I hope you all know what carbicide is?! If not here's my definition .... EATING EVERY BAD CARB WITHIN REACH ......
My sundays used to be filled with sunday partying and 29 tequilas and 98 strawberry ciders, and now well i eat carbs ..... ok not every sunday, and not all carbs are bad for you, but i'm feeling really annoyed at myself for yesterdays boredom performance of Carbicide ......
I ate Couscous, 2 Croissants smothered in Jam and a quorn sausage sandwich ...... oh and a cookies and cream cupcake ..... FAT PERSON IS THAT YAAAAAOU?! haha it was yesterday!

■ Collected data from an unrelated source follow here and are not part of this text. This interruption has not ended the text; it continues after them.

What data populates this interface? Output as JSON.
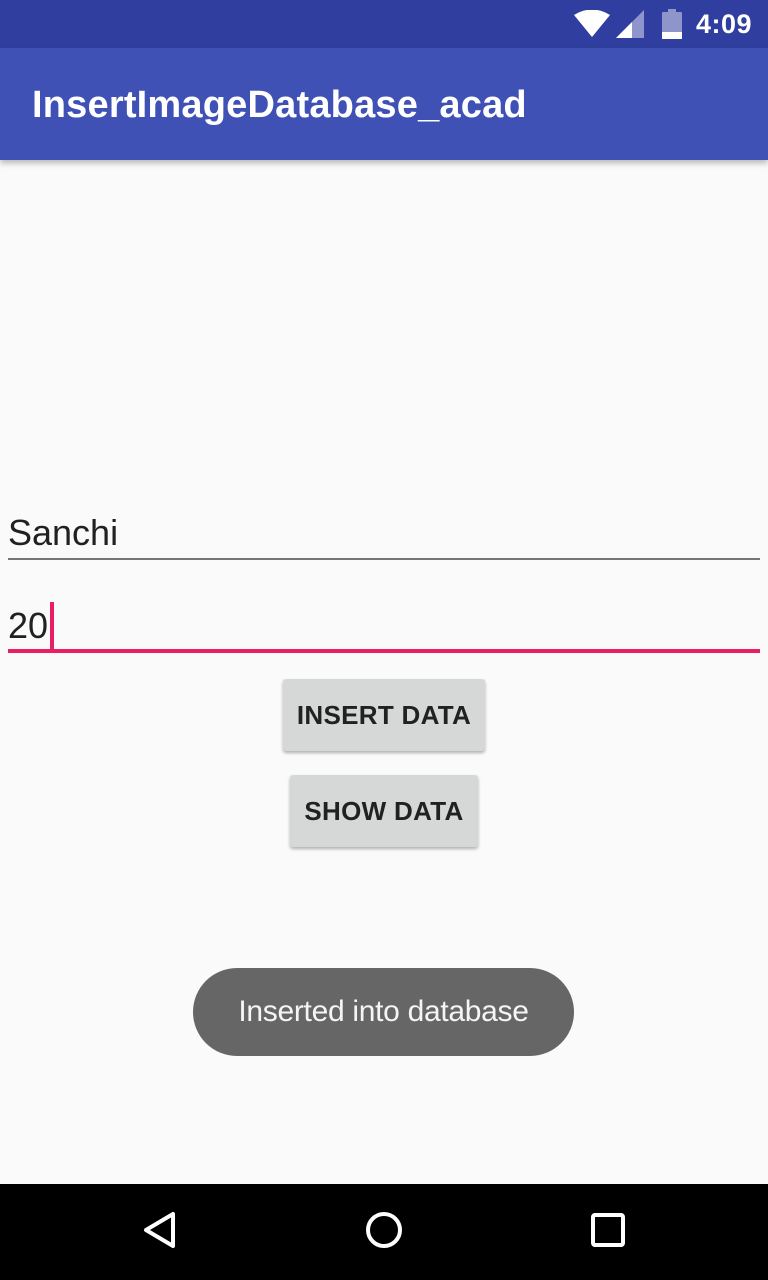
{
  "status_bar": {
    "time": "4:09",
    "icons": [
      "wifi-icon",
      "signal-icon",
      "battery-icon"
    ]
  },
  "app_bar": {
    "title": "InsertImageDatabase_acad"
  },
  "form": {
    "name_value": "Sanchi",
    "age_value": "20"
  },
  "buttons": {
    "insert_label": "INSERT DATA",
    "show_label": "SHOW DATA"
  },
  "toast": {
    "message": "Inserted into database"
  },
  "nav_bar": {
    "icons": [
      "back-icon",
      "home-icon",
      "recents-icon"
    ]
  },
  "colors": {
    "status_bar": "#303f9f",
    "app_bar": "#3f51b5",
    "accent": "#e91e63",
    "button": "#d6d7d7",
    "toast": "#666666"
  }
}
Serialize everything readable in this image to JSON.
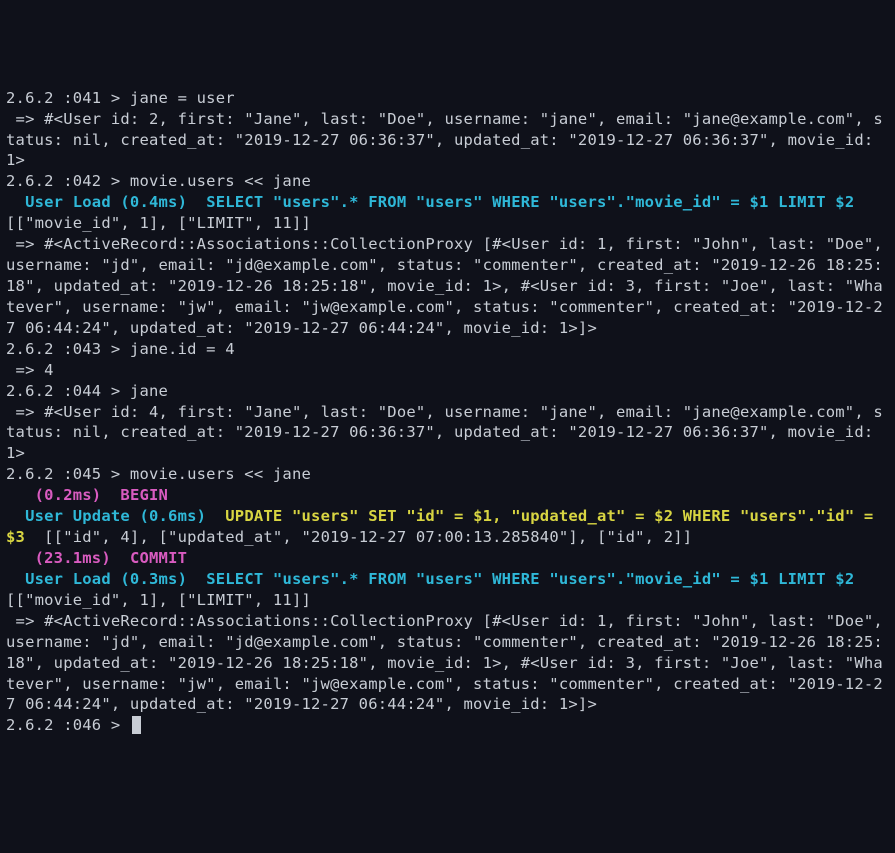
{
  "session": {
    "ruby_version": "2.6.2",
    "lines": {
      "l041_prompt": "2.6.2 :041 > jane = user",
      "l041_out": " => #<User id: 2, first: \"Jane\", last: \"Doe\", username: \"jane\", email: \"jane@example.com\", status: nil, created_at: \"2019-12-27 06:36:37\", updated_at: \"2019-12-27 06:36:37\", movie_id: 1>",
      "l042_prompt": "2.6.2 :042 > movie.users << jane",
      "l042_load_label": "  User Load (0.4ms)  ",
      "l042_load_sql": "SELECT \"users\".* FROM \"users\" WHERE \"users\".\"movie_id\" = $1 LIMIT $2",
      "l042_load_binds": "  [[\"movie_id\", 1], [\"LIMIT\", 11]]",
      "l042_out": " => #<ActiveRecord::Associations::CollectionProxy [#<User id: 1, first: \"John\", last: \"Doe\", username: \"jd\", email: \"jd@example.com\", status: \"commenter\", created_at: \"2019-12-26 18:25:18\", updated_at: \"2019-12-26 18:25:18\", movie_id: 1>, #<User id: 3, first: \"Joe\", last: \"Whatever\", username: \"jw\", email: \"jw@example.com\", status: \"commenter\", created_at: \"2019-12-27 06:44:24\", updated_at: \"2019-12-27 06:44:24\", movie_id: 1>]>",
      "l043_prompt": "2.6.2 :043 > jane.id = 4",
      "l043_out": " => 4",
      "l044_prompt": "2.6.2 :044 > jane",
      "l044_out": " => #<User id: 4, first: \"Jane\", last: \"Doe\", username: \"jane\", email: \"jane@example.com\", status: nil, created_at: \"2019-12-27 06:36:37\", updated_at: \"2019-12-27 06:36:37\", movie_id: 1>",
      "l045_prompt": "2.6.2 :045 > movie.users << jane",
      "l045_begin_time": "   (0.2ms)  ",
      "l045_begin_kw": "BEGIN",
      "l045_update_label": "  User Update (0.6ms)  ",
      "l045_update_sql": "UPDATE \"users\" SET \"id\" = $1, \"updated_at\" = $2 WHERE \"users\".\"id\" = $3",
      "l045_update_binds": "  [[\"id\", 4], [\"updated_at\", \"2019-12-27 07:00:13.285840\"], [\"id\", 2]]",
      "l045_commit_time": "   (23.1ms)  ",
      "l045_commit_kw": "COMMIT",
      "l045_load_label": "  User Load (0.3ms)  ",
      "l045_load_sql": "SELECT \"users\".* FROM \"users\" WHERE \"users\".\"movie_id\" = $1 LIMIT $2",
      "l045_load_binds": "  [[\"movie_id\", 1], [\"LIMIT\", 11]]",
      "l045_out": " => #<ActiveRecord::Associations::CollectionProxy [#<User id: 1, first: \"John\", last: \"Doe\", username: \"jd\", email: \"jd@example.com\", status: \"commenter\", created_at: \"2019-12-26 18:25:18\", updated_at: \"2019-12-26 18:25:18\", movie_id: 1>, #<User id: 3, first: \"Joe\", last: \"Whatever\", username: \"jw\", email: \"jw@example.com\", status: \"commenter\", created_at: \"2019-12-27 06:44:24\", updated_at: \"2019-12-27 06:44:24\", movie_id: 1>]>",
      "l046_prompt": "2.6.2 :046 > "
    }
  }
}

Now anyone who knows me or reads these pointlessish blogs of mine knows that i've been on a bit of a crusade this year trying to learn about food and make myself healthy in mind and body - which is slowly starting to work - my mind is defo healthier and i actually am early for work these days, still not quite there on the body - but rome wasn't built in a day ......... sorry i digress here i need to get back to the point i'm trying to make .......
So due to the fact i was scoffing all the bad carbs in the world, infact made me the worlds most lethargic person in the world yesterday, and today if i'm completely honest also, but when i woke up this morning i decided i wanted to wear my high waisted trousers to work, which on Friday i might add when i tried them on felt LOOSE actually felt tight around my michelin esque stomach ..... the result / consequence of Sunday Carbicide .... SO i then stand there decide to suffer it and wear them to work, on the promise to myself i'm going straight to the Gym after work to give myself a powerful cardio work out ......... (I'm laughing really loudly right now about this as that is the biggest joke of the day)
Work well that was a little bit good today .... only gone and got myself a meeting at one of the 3 hotels we're going after, so the hardwork and effort i've been putting in might actually pay off slightly, so i spent most of the afternoon being a complete social networking whore on linkedin and doing some other research and turns out might have got another client on board too .... happy days ...... Although work was dead quiet, i feel like i've achieved a fair bit today, with ground work on potential clients, and managed to get a stupidly good deal agreed on Business Cards for people today, Dad has been more than up for doing some deals for twitter and linkedin etc ..... WORK TALK OVER ... BORED OF IT NOW .....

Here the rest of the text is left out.